Inadequate Safeguards for ePHI Result in $2.2 Million SettlementGreg Garner
The U.S. Department of Health and Human Services Office for Civil Rights (OCR) recently released a statement pertaining to a settlement with MAPFRE Life Insurance of Puerto Rico. MAPFRE agreed to a $2.2 million dollar settlement and corrective action plan for potential noncompliance with HIPAA after a USB device containing electronic protected health information (ePHI) was stolen from its IT department.
OCR was notified of the stolen USB back in September of 2011. Included on the USB were individuals’ names, birthdates and Social Security Numbers. It is believed that 2,209 people were affected by this breach. OCR launched an investigation and found that MAPFRE was in violation of HIPAA Privacy and Security Rules.
What could MAPFRE have done differently according to OCR?
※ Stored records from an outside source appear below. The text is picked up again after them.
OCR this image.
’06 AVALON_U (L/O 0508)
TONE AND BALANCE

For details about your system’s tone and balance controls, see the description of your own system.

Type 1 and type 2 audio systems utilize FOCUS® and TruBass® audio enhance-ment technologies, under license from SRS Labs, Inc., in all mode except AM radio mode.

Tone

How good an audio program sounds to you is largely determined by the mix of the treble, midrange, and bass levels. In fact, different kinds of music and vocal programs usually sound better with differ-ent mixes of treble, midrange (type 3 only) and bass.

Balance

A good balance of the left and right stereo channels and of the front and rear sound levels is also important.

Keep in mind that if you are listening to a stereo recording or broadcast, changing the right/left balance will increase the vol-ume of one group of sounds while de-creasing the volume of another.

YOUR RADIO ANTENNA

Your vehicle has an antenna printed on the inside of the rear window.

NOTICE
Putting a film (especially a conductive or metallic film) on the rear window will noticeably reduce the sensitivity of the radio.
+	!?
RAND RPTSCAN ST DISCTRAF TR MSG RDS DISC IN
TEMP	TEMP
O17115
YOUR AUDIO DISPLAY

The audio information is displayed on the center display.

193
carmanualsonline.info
- Perform a risk analysis and make the necessary improvements based on the findings- An assessment to determine risks and vulnerabilities to ePHI should be performed. Then, steps should be taken to eliminate or mitigate these risks.
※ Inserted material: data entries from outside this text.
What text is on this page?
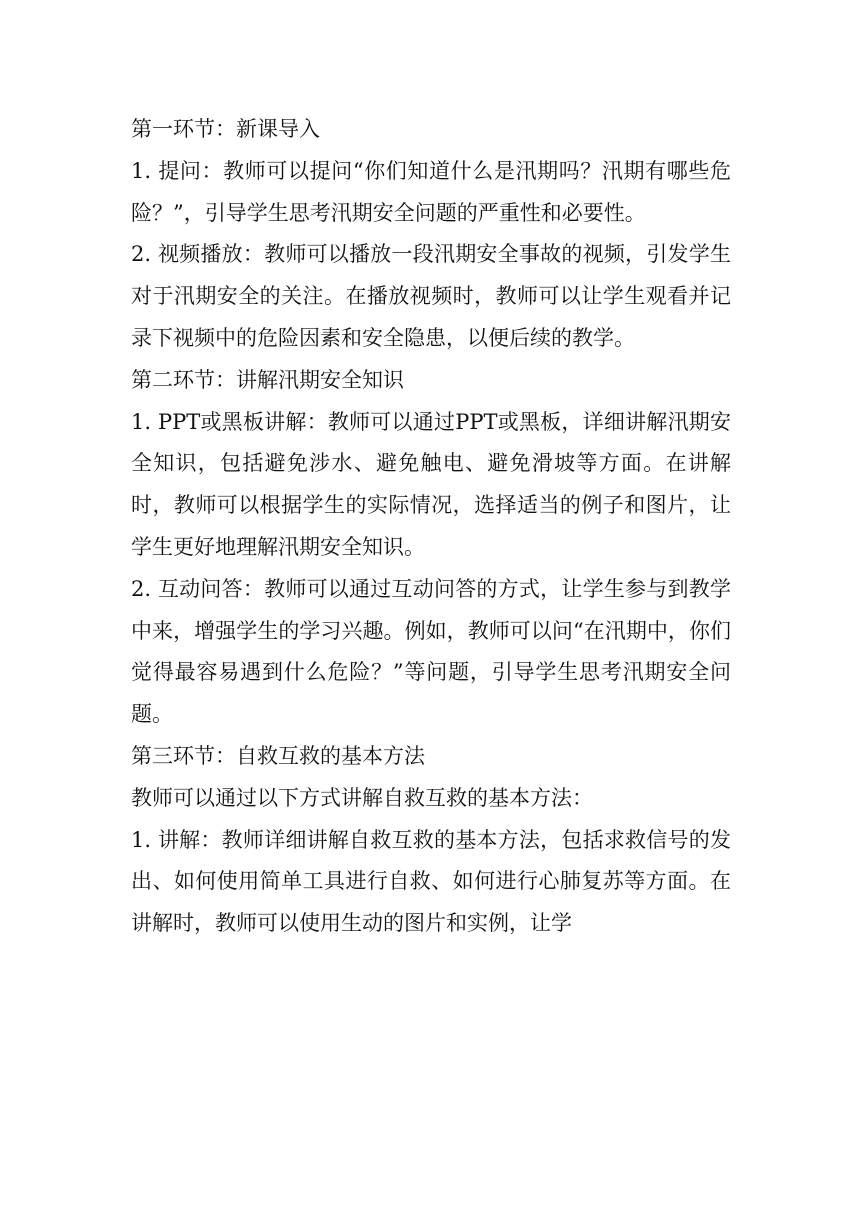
第一环节：新课导入

1. 提问：教师可以提问“你们知道什么是汛期吗？汛期有哪些危险？”，引导学生思考汛期安全问题的严重性和必要性。

2. 视频播放：教师可以播放一段汛期安全事故的视频，引发学生对于汛期安全的关注。在播放视频时，教师可以让学生观看并记录下视频中的危险因素和安全隐患，以便后续的教学。

第二环节：讲解汛期安全知识

1. PPT或黑板讲解：教师可以通过PPT或黑板，详细讲解汛期安全知识，包括避免涉水、避免触电、避免滑坡等方面。在讲解时，教师可以根据学生的实际情况，选择适当的例子和图片，让学生更好地理解汛期安全知识。

2. 互动问答：教师可以通过互动问答的方式，让学生参与到教学中来，增强学生的学习兴趣。例如，教师可以问“在汛期中，你们觉得最容易遇到什么危险？”等问题，引导学生思考汛期安全问题。

第三环节：自救互救的基本方法

教师可以通过以下方式讲解自救互救的基本方法：

1. 讲解：教师详细讲解自救互救的基本方法，包括求救信号的发出、如何使用简单工具进行自救、如何进行心肺复苏等方面。在讲解时，教师可以使用生动的图片和实例，让学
- Provide employee HIPAA training- Workforce members should take part in a security awareness and training program.
- Employ physical safeguards to protect ePHI- Security measures should be in place to physically protect computers, laptops, USBs, and other devices containing ePHI from unauthorized users.
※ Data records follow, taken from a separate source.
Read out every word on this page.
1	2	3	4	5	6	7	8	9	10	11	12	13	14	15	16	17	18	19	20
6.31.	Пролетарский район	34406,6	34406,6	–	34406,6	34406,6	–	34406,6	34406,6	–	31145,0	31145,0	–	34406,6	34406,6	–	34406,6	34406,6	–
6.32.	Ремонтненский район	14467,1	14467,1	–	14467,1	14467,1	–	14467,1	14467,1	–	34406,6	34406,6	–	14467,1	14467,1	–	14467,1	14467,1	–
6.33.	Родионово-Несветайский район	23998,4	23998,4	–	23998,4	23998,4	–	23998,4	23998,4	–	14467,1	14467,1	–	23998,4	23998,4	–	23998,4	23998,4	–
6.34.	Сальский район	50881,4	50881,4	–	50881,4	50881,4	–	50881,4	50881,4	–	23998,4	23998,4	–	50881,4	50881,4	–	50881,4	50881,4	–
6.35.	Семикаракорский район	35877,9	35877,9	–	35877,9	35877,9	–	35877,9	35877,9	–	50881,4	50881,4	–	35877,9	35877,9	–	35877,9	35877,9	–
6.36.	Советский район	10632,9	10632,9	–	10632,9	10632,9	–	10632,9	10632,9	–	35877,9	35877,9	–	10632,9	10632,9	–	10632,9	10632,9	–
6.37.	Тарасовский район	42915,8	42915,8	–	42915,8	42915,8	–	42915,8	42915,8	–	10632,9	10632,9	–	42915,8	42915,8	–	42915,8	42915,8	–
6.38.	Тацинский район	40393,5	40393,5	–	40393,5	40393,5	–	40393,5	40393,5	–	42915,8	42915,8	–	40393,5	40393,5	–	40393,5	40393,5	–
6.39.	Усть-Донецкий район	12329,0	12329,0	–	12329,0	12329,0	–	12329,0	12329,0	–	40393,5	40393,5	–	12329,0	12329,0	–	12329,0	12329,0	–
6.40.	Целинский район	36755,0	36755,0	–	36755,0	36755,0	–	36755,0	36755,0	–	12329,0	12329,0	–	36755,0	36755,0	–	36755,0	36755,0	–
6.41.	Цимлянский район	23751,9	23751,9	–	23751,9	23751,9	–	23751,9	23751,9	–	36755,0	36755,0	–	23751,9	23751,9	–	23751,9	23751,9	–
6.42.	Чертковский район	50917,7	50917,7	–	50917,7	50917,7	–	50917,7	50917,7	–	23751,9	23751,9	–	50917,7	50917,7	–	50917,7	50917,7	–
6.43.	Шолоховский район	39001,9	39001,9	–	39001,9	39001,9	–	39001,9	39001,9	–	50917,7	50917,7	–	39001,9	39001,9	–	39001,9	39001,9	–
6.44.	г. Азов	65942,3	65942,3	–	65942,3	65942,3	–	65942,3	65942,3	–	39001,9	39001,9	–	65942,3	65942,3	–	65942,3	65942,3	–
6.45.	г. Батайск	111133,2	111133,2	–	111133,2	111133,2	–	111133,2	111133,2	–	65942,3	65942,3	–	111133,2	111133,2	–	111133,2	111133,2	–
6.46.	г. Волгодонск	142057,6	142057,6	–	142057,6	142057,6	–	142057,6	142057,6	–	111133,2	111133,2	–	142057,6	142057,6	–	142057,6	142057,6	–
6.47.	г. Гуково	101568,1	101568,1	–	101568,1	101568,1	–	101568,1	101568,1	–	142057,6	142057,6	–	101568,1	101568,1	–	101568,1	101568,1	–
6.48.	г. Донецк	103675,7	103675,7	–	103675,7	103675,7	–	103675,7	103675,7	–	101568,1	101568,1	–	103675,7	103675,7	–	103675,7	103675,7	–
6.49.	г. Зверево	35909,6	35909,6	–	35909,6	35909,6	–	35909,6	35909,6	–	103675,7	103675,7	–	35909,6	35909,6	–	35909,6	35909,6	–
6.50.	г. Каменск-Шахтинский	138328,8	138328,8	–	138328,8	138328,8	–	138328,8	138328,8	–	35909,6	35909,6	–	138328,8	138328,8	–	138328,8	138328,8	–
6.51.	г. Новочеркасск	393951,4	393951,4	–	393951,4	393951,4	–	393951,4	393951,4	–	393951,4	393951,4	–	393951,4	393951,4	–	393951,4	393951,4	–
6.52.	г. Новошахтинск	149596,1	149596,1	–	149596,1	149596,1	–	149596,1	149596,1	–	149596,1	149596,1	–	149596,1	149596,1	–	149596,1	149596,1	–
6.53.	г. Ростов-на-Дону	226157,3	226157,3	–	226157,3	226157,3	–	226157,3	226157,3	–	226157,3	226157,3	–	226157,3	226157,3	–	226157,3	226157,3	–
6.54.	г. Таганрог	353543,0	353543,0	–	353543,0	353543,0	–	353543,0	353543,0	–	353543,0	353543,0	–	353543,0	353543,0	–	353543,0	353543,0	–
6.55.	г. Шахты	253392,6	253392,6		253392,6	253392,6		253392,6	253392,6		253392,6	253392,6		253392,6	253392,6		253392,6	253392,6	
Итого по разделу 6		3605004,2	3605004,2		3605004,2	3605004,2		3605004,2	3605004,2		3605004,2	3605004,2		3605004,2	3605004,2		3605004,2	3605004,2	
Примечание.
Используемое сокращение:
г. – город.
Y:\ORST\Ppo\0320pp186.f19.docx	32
- Utilize technical safeguards to protect ePHI- Data should be encrypted so that it is not accessible to unauthorized users.
- Implement administrative safeguards to protect ePHI- Specific policies and procedures should be established for handling ePHI.
By agreeing to this settlement, there is no admission or concession of guilt on MAPFRE’s part. However, $2.2 million is a costly price to pay for something that all covered entities and their business associates should already be doing.